September 12, 2014 9:39 am Published by

Tobie Nathan, dans le chapitre sur la possession dans son livre « Philtre d’amour » (1), évoque un épisode de la vie de Michel Leiris, alors que, dans les années 1931-1932, il participait à la mission ethnologique Dakar-Djibouti sous la direction de Marcel Griaule. J’en présente ici une version résumée, comme une pièce versée à mon dossier “Vivre ou enregistrer”, dont la réduction m’échappe encore, mais dans lequel se trouve notamment le poème “La vue” de Raymond Roussel et la lecture que Gilbert Lascault en fait (2), mais aussi la tension primaire entre le subjectif et l’objectif, développée par Michel Carrouges dans “André Breton et les données fondamentales du Surréalisme” (3), une dialectique qui peut-être trouve sa résolution dans le composé, si l’on suit l’écrivain Alberto Ruy-Sanchez dans sa pensée. J’y classe aussi, en feuille volante, l’essai “Sur la photographie” de Susan Sontag (4), lu jeune, emprunté, jamais réouvert depuis. J’y retrouve également le vertical, de la confiance à l’angoisse – la chute –, les croyances qui tombent, mais aussi le genou de Claire et tous les rayons verts de Rohmer. Mais passons plutôt à la suite, à l’histoire elle-même, racontée par Tobie Nathan :

“Michel Leiris rêvait d’Arabie, de Yémen, d’Éthiopie. Il s’imaginait Joseph Conrad, était habité de Rimbaud et de sa compagne abyssine. Outre les admirations d’un lettré, il nourrissait une espérance folle. Il attendait de tels parrains la levée de ses inhibitions à l’écriture, à vivre sa propre vie. Il se consacra durant des mois à la description minutieuse du culte des zars, un culte de procession que l’on trouve tout au pong de la vallée du Nil – Éthiopie, Soudan, Egypte. Là, les femmes sont prises par les esprits.

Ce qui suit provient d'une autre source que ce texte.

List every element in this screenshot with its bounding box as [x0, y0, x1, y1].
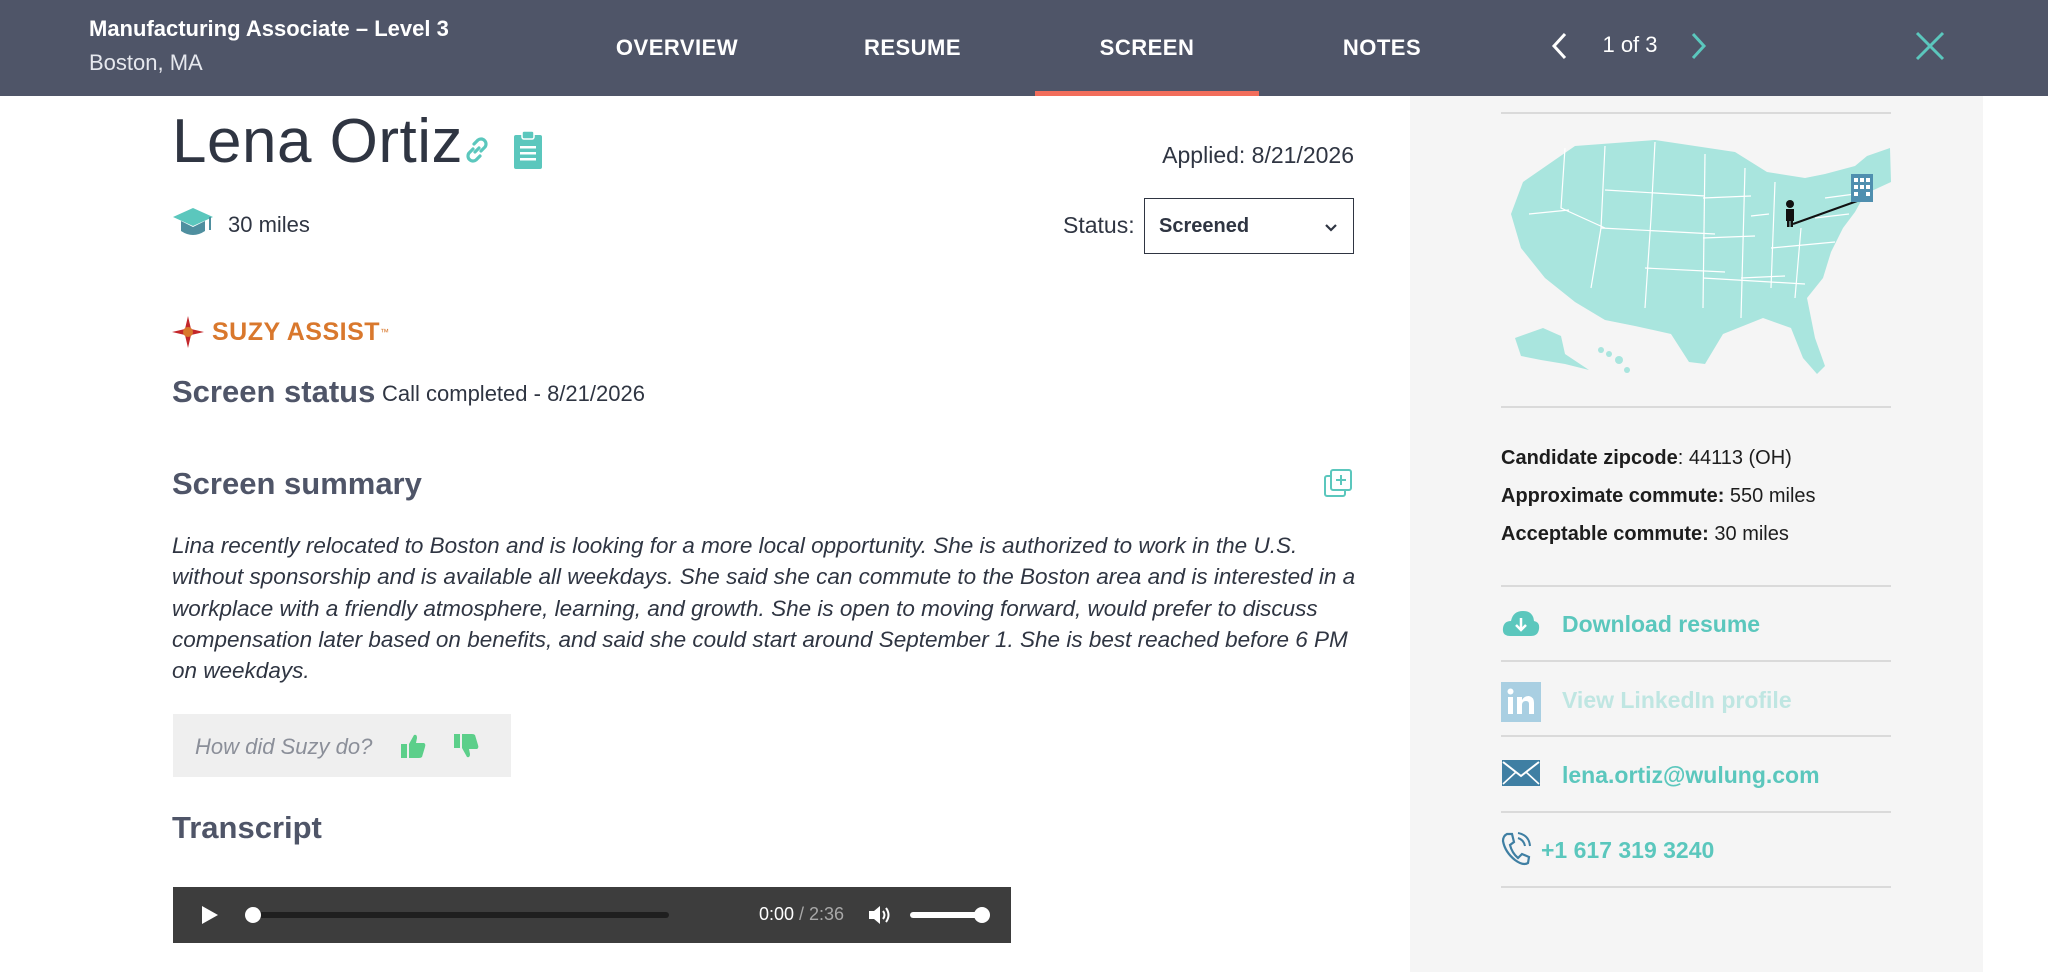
- thumbs-up-icon[interactable]: [399, 732, 427, 760]
- suzy-logo-tm: ™: [380, 327, 390, 337]
- tab-overview[interactable]: OVERVIEW: [592, 0, 762, 96]
- divider: [1501, 585, 1891, 587]
- applied-date: Applied: 8/21/2026: [1162, 142, 1354, 168]
- phone-label: +1 617 319 3240: [1541, 836, 1715, 863]
- suzy-logo-text: SUZY ASSIST: [212, 317, 381, 346]
- acceptable-commute: Acceptable commute: 30 miles: [1501, 523, 1789, 546]
- acceptable-commute-label: Acceptable commute:: [1501, 523, 1709, 545]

Il se rendait quotidiennement chez la maîtresse des zars, la vieille Malkam Ayyahou. Plus sa connaissance du rite progressait et plus Leiris s’attendait à tomber en transe, à devenir à son tour la monture d’un esprit, d’un « diable », d’un zar. Il le souhaitait, il guettait l’évènement. Il attendait une métamorphose, un bouleversement. Et voilà qu’un soir, il tomba amoureux d’une possédée, d’Emawayish, la propre fille de Malkam la prêtresse.

Durant son travail de terrain, l’ethnologue veillait pourtant à maintenir la distance nécessaire avec son objet d’étude. Quand au poète, il était intérieurement travaillé par une langueur dont il ne parvenait pas à se délivrer. Peut-être espérait-il y parvenir par l’amour, le rituel des zars, peut-être ? ll y vint et y revint sans cesse, tous les jours, comme hypnotisé par le “visage de cire” de la belle éthiopienne.

Et le 27 décembre 1932 lors d’une séance de transe, il osa un geste, le premier, qui sera le seul. Il glissa sa main sous la robe de la jeune femme. Dans l’obscurité de la pièce réservée au rite, nul ne pouvait le voir. Il la toucha, la caressa. En cet instant, il était débordé, hors de lui, fou de désir : “Et je me souviendrai toujours de l’entrecuisse humide – humide comme la terre dont sont faits les golems” (5).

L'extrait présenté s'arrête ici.